Recife e o Mercado Imobiliário em 2025
Adquirir um imóvel residencial no Brasil tornou-se mais oneroso em 2025. Conforme o Índice FipeZAP, divulgado nesta terça-feira (6), os preços de venda residencial aumentaram, em média, 6,52% ao longo do ano, superando a inflação e marcando a segunda maior alta anual da última década.
No Recife, no entanto, observou-se uma leve acomodação. A capital pernambucana registrou uma queda de 0,23% em dezembro, seguindo a desaceleração que se espalhou pelo país no último mês do ano. Apesar disso, no acumulado de 2025, os preços dos imóveis residenciais na cidade aumentaram 6,64%, desempenho que se alinha à média nacional.
O valor médio do metro quadrado na capital pernambucana fechou novembro em R$ 8.446, posicionando Recife como a 11ª cidade na lista de preços entre as capitais brasileiras. Esse dado é significativo, especialmente em um momento onde o mercado imobiliário se mostra volátil.
Destaques do Nordeste
Embora tenha ocorrido uma leve queda em dezembro, o Nordeste se destacou ao longo do ano, com várias capitais apresentando as maiores altas do país. Salvador liderou o ranking nacional, com uma valorização expressiva de 16,25% em 2025. Na sequência, João Pessoa registrou um aumento de 15,15%, seguida por São Luís (+13,91%) e Fortaleza (+12,61%).

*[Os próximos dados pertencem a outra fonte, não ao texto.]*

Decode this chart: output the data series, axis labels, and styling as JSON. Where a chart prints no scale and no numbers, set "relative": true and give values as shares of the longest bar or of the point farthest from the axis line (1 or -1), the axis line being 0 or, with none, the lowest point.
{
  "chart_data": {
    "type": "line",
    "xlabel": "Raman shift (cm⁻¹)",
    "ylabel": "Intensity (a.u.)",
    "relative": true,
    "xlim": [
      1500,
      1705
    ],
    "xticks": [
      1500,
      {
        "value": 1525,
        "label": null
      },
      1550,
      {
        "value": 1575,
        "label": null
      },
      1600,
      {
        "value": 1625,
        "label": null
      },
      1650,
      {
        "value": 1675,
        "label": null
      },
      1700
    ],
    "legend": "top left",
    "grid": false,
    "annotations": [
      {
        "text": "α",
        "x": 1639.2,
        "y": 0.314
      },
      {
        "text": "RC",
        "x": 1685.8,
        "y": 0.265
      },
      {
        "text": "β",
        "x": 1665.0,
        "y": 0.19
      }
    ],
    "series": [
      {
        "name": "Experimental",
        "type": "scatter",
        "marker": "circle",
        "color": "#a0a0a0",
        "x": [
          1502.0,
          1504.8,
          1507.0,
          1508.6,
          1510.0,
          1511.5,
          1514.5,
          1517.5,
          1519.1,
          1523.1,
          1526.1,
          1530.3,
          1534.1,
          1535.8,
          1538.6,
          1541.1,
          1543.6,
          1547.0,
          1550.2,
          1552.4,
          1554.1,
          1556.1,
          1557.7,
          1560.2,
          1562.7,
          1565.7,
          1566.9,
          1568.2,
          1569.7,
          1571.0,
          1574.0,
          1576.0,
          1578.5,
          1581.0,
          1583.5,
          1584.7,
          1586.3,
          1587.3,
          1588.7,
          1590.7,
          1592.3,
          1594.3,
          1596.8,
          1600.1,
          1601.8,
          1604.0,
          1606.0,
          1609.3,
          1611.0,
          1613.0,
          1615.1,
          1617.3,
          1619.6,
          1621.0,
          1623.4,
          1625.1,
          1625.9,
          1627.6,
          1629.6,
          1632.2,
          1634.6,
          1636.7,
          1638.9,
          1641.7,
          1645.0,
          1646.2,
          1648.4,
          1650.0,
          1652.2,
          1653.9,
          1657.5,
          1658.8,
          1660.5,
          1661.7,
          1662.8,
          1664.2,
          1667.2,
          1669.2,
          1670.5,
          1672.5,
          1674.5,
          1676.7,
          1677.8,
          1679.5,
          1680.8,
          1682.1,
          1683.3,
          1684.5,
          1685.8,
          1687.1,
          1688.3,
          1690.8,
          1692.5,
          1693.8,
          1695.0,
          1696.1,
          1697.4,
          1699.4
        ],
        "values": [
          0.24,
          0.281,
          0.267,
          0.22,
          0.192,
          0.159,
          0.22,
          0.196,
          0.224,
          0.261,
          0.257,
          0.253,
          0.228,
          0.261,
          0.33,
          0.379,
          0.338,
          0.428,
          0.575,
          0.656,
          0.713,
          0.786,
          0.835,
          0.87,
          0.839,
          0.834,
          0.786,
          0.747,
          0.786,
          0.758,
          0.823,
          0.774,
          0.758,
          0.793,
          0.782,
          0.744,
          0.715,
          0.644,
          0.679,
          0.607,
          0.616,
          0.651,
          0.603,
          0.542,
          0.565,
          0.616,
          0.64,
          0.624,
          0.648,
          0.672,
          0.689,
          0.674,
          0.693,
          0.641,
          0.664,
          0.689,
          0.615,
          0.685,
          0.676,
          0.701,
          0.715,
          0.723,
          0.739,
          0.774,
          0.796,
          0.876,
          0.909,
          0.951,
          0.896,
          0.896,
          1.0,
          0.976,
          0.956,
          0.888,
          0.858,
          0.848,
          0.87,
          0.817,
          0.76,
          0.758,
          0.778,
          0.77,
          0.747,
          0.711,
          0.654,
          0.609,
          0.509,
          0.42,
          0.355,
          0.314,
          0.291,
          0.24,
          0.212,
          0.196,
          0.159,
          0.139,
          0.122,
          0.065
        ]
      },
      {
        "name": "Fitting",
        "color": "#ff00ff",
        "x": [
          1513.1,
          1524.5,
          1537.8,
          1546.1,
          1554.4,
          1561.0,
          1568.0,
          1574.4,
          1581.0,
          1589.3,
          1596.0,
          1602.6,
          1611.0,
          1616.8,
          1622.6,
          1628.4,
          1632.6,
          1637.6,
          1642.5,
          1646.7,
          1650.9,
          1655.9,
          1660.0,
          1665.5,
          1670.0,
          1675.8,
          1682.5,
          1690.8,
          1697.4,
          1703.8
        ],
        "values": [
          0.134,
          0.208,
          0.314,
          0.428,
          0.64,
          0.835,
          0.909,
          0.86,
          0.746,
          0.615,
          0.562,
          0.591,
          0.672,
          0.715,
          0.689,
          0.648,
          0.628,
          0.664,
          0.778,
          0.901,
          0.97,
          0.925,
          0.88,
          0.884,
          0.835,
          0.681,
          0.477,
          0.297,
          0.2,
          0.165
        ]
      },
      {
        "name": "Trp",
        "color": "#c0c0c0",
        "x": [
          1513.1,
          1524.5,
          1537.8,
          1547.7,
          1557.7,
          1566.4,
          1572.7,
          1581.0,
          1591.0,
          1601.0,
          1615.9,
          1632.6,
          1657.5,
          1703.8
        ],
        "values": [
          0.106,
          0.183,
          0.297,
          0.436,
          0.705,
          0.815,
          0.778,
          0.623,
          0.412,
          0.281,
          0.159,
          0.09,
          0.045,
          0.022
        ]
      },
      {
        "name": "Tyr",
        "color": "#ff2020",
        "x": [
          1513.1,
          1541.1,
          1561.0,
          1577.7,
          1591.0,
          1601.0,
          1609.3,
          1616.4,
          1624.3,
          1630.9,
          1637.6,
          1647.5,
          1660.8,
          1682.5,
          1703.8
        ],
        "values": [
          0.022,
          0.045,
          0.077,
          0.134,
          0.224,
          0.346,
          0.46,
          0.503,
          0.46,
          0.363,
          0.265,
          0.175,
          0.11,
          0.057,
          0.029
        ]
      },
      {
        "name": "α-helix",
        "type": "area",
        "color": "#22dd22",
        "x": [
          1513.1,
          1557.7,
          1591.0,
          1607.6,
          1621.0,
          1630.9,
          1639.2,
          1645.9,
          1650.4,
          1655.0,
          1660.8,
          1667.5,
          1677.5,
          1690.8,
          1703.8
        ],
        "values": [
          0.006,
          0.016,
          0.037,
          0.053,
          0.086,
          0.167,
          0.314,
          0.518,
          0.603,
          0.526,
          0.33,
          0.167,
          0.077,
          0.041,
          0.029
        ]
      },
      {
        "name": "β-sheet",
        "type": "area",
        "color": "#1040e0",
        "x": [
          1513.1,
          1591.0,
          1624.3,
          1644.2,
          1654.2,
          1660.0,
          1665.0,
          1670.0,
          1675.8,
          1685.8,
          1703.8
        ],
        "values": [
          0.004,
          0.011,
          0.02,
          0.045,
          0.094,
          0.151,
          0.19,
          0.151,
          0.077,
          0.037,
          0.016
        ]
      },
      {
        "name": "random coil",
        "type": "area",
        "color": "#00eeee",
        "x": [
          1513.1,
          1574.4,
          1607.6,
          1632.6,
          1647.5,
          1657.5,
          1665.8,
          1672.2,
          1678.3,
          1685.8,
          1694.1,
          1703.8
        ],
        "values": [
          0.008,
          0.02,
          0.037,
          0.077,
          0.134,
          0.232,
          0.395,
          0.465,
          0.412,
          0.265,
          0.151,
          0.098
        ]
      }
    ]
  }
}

Cidades nordestinas como Maceió (+10,50%) e Natal (+8,51%) também mostraram um desempenho robusto, evidenciando o apetite crescente do mercado imobiliário na região. A valorização dos imóveis é um indicador de como a demanda está aquecida, refletindo a confiança do consumidor.
Valorização dos Imóveis em 2025
De acordo com a análise do FipeZAP, os imóveis com um dormitório lideraram a alta nacional em 2025, com uma valorização média de 8,05%. Essa tendência ajuda a explicar o desempenho positivo em mercados urbanos e litorâneos, onde a procura por imóveis menores, mas bem localizados, se intensifica.
Em dezembro, o índice registrou uma alta média de 0,28%, que ficou abaixo do resultado de novembro (+0,58%) e também inferior ao verificado no mesmo mês de 2024 (+0,66%). Contudo, os preços avançaram em 44 das 56 cidades monitoradas, incluindo 18 capitais, o que revela uma certa resiliência do mercado mesmo com as oscilações na economia.
Balneário Camboriú se Destaca
No cenário nacional, o levantamento ratifica uma informação que já vinha chamando atenção: Balneário Camboriú (SC) é considerada a cidade mais cara do Brasil para a aquisição de um imóvel residencial. O preço médio do metro quadrado alcançou R$ 14.906, o maior entre as 56 cidades analisadas.
Na sequência, Itapema (SC) apresenta um preço médio de R$ 14.843/m², enquanto, entre as capitais, Vitória (ES) lidera com R$ 14.108/m², seguida por Florianópolis (R$ 12.773) e São Paulo (R$ 11.900). Essas cifras demonstram a variação acentuada nos preços dos imóveis pelo Brasil, refletindo as particularidades de cada região.
Por outro lado, na parte inferior do ranking, estão cidades como Pelotas (RS) e Betim (MG), com valores que não ultrapassam R$ 5 mil por metro quadrado, destacando a grande disparidade no mercado imobiliário brasileiro.